1876 yılında, kuzeyde Karadeniz, güneyde Marmara Denizi, batıda Edirne vilayeti ve doğuda İstanbul olmak üzere Çatalca merkez, Silivri ve Büyük çekmece ilçeleri ve merkeze bağlı Terkos bucağı ve 82 köyü içine alan bir sancak haline getirilmiştir. Sancağın, mali ve mülki yönetimi, İzmit ve Biga sancaklarıyla birlikte İstanbul Şehremaneti’ne verilmiştir. Bu yönetim bir yıl sonra değiştirilerek Çatalca, bağımsız bir sancak haline getirilmiştir. (1877).

1898 yılında Çatalca Sancağı dahilinde hayvan hastalığı ortaya çıktığından Nezaretçe ve Meclis-i Hassa-i Vukelâ’dan kaleme alınan mazbatanın sonucu olarak konuyla ilgili bir irade-i seniyye çıkarılmıştır.Balkan Savaşı sırasında Bulgarların eline geçen Çatalca kazasının bütün köy ve mahalleleri de hemen hemen terk edildi. Trakya’nın alınmasından sonra, Bulgarlar tekrar kendi evlerine dönmek istedilerse de, bu hak onlara tanınmadı. Eylül 1913 tarihinde, Türkiye ile Bulgaristan arasında imzalanan anlaşma gereği, Bulgaristan’a göç ettiler.Orman ve Maadin ve Ziraat Vekâleti’nin 1910 yılında yayınlanan ve Avrupa’daki Türk topraklarını kapsayan ayrıntılı istatistiğine göre, Çatalca’nın toplam nüfusu 93 bin 369 kişiydi.

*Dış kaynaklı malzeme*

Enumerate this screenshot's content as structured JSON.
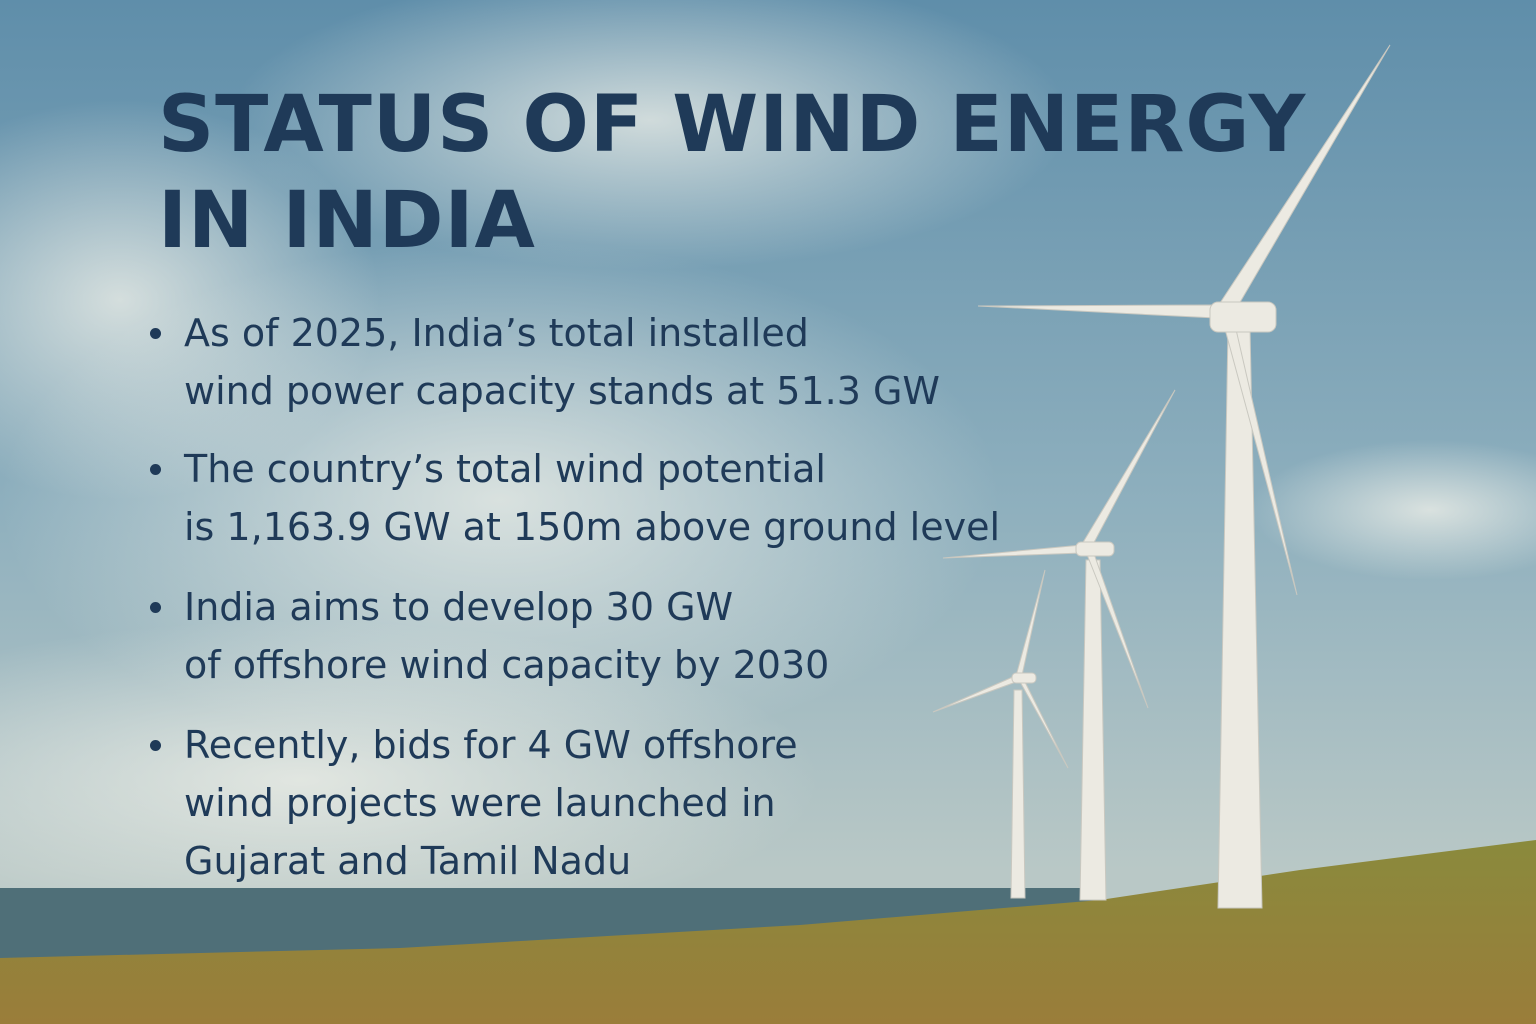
{
  "title": [
    "STATUS OF WIND ENERGY",
    "IN INDIA"
  ],
  "bullets": [
    [
      "As of 2025, India’s total installed",
      "wind power capacity stands at 51.3 GW"
    ],
    [
      "The country’s total wind potential",
      "is 1,163.9 GW at 150m above ground level"
    ],
    [
      "India aims to develop 30 GW",
      "of offshore wind capacity by 2030"
    ],
    [
      "Recently, bids for 4 GW offshore",
      "wind projects were launched in",
      "Gujarat and Tamil Nadu"
    ]
  ]
}
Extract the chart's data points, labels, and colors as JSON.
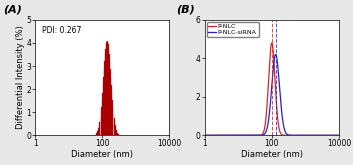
{
  "panel_A": {
    "label": "(A)",
    "annotation": "PDI: 0.267",
    "peak_nm": 140,
    "sigma_log": 0.115,
    "peak_height": 4.1,
    "ylim": [
      0,
      5
    ],
    "yticks": [
      0,
      1,
      2,
      3,
      4,
      5
    ],
    "xticks": [
      1,
      100,
      10000
    ],
    "xtick_labels": [
      "1",
      "100",
      "10000"
    ],
    "xlabel": "Diameter (nm)",
    "ylabel": "Differential Intensity (%)",
    "bar_color": "#cc0000",
    "bar_edge_color": "#770000",
    "n_bars": 55
  },
  "panel_B": {
    "label": "(B)",
    "ylim": [
      0,
      6
    ],
    "yticks": [
      0,
      2,
      4,
      6
    ],
    "xticks": [
      1,
      100,
      10000
    ],
    "xtick_labels": [
      "1",
      "100",
      "10000"
    ],
    "xlabel": "Diameter (nm)",
    "red_peak_nm": 100,
    "red_sigma_log": 0.095,
    "red_height": 4.8,
    "blue_peak_nm": 130,
    "blue_sigma_log": 0.115,
    "blue_height": 4.2,
    "red_color": "#dd2222",
    "blue_color": "#2222cc",
    "legend_red": "P-NLC",
    "legend_blue": "P-NLC-siRNA"
  },
  "bg_color": "#e8e8e8",
  "fig_width": 3.53,
  "fig_height": 1.65,
  "panel_label_fontsize": 8,
  "tick_fontsize": 5.5,
  "axis_label_fontsize": 6,
  "annotation_fontsize": 5.5,
  "legend_fontsize": 4.5
}
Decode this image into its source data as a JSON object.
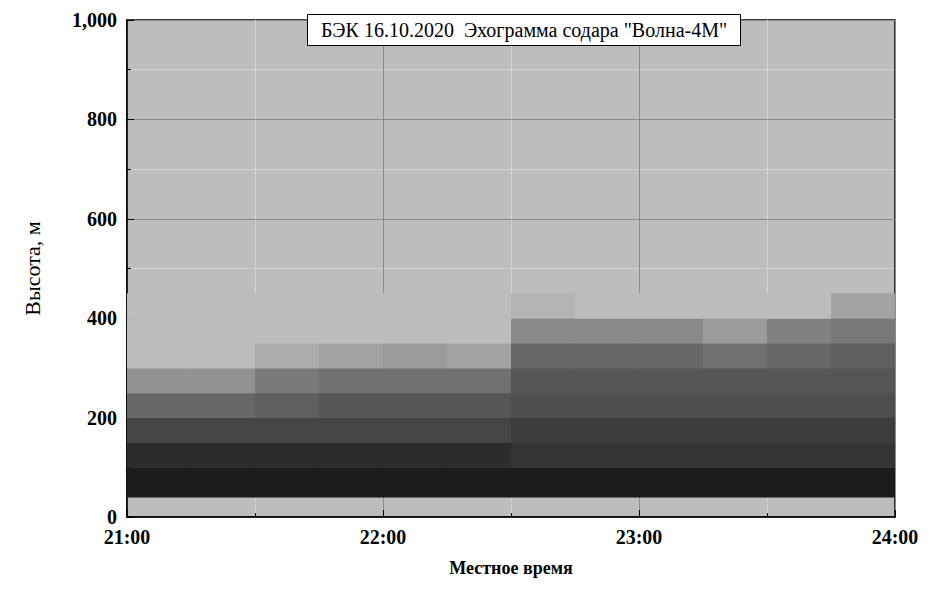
{
  "chart_data": {
    "type": "heatmap",
    "title": "БЭК 16.10.2020  Эхограмма содара \"Волна-4М\"",
    "x_label": "Местное время",
    "y_label": "Высота, м",
    "xlim": [
      21,
      24
    ],
    "xticks": [
      {
        "value": 21,
        "label": "21:00"
      },
      {
        "value": 22,
        "label": "22:00"
      },
      {
        "value": 23,
        "label": "23:00"
      },
      {
        "value": 24,
        "label": "24:00"
      }
    ],
    "ylim": [
      0,
      1000
    ],
    "yticks": [
      0,
      200,
      400,
      600,
      800,
      1000
    ],
    "grid": true,
    "x_bins": [
      21,
      21.25,
      21.5,
      21.75,
      22,
      22.25,
      22.5,
      22.75,
      23,
      23.25,
      23.5,
      23.75,
      24
    ],
    "y_bins": [
      40,
      100,
      150,
      200,
      250,
      300,
      350,
      400,
      450
    ],
    "cell_range": [
      0,
      1
    ],
    "cells": [
      [
        0.95,
        0.95,
        0.95,
        0.95,
        0.95,
        0.95,
        0.95,
        0.95,
        0.95,
        0.95,
        0.95,
        0.95
      ],
      [
        0.85,
        0.85,
        0.85,
        0.85,
        0.85,
        0.85,
        0.8,
        0.8,
        0.8,
        0.8,
        0.8,
        0.8
      ],
      [
        0.7,
        0.7,
        0.7,
        0.7,
        0.7,
        0.7,
        0.75,
        0.75,
        0.75,
        0.75,
        0.75,
        0.75
      ],
      [
        0.5,
        0.5,
        0.55,
        0.6,
        0.6,
        0.6,
        0.65,
        0.65,
        0.65,
        0.65,
        0.65,
        0.65
      ],
      [
        0.25,
        0.25,
        0.4,
        0.45,
        0.45,
        0.45,
        0.6,
        0.6,
        0.6,
        0.6,
        0.6,
        0.6
      ],
      [
        0,
        0,
        0.1,
        0.15,
        0.2,
        0.15,
        0.5,
        0.5,
        0.5,
        0.45,
        0.5,
        0.55
      ],
      [
        0,
        0,
        0,
        0,
        0,
        0,
        0.3,
        0.3,
        0.3,
        0.2,
        0.35,
        0.4
      ],
      [
        0,
        0,
        0,
        0,
        0,
        0,
        0.05,
        0,
        0,
        0,
        0,
        0.15
      ]
    ]
  }
}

1. Dünya Savaşı‘ndan önce, Çatalca’da, ulaşım dar yollardan sağlanırdı. Kullanılabilen tek ulaşım aracı iki öküzlü kağnı arabalarıydı. Bu sebeple uzun kış aylarında, köy ve kasabalar ekmek, kömür ve odun sıkıntısı çekerlerdi. İlk yol yapma girişimi 1880 yılında başlatıldı. Çatalca’yı, Büyükçekmece, Silivri ve Karaca’ya bağlamak amacıyla başlatılan yolda 18-60 yaş arasında bulunan yetişkinlerin tümü çalışmak zorundaydı. Silivri’den Çatalca’ya, Çatalca’dan Karaca’ya ve Büyük çekmece Köprüsü’ne doğru, batı ucundaki Mimar Sinan‘a kadar üç ayrı yol tespit edildi. Yeni köy’den sonraki yol, iyi durumdaydı ve Kovukdere uçurumundan geçmekteydi. 1911 yılında, ittihad ve Terakki hükümeti tarafından Çatalca’dan Küçük çekmece’ye uzanan yol onartıldı. Birinci Dünya Savaşı’na girildiği yıllarda (1914), Trakya İstanbul Edime arasındaki hükümet tarafından yeni bir yol inşa edildi.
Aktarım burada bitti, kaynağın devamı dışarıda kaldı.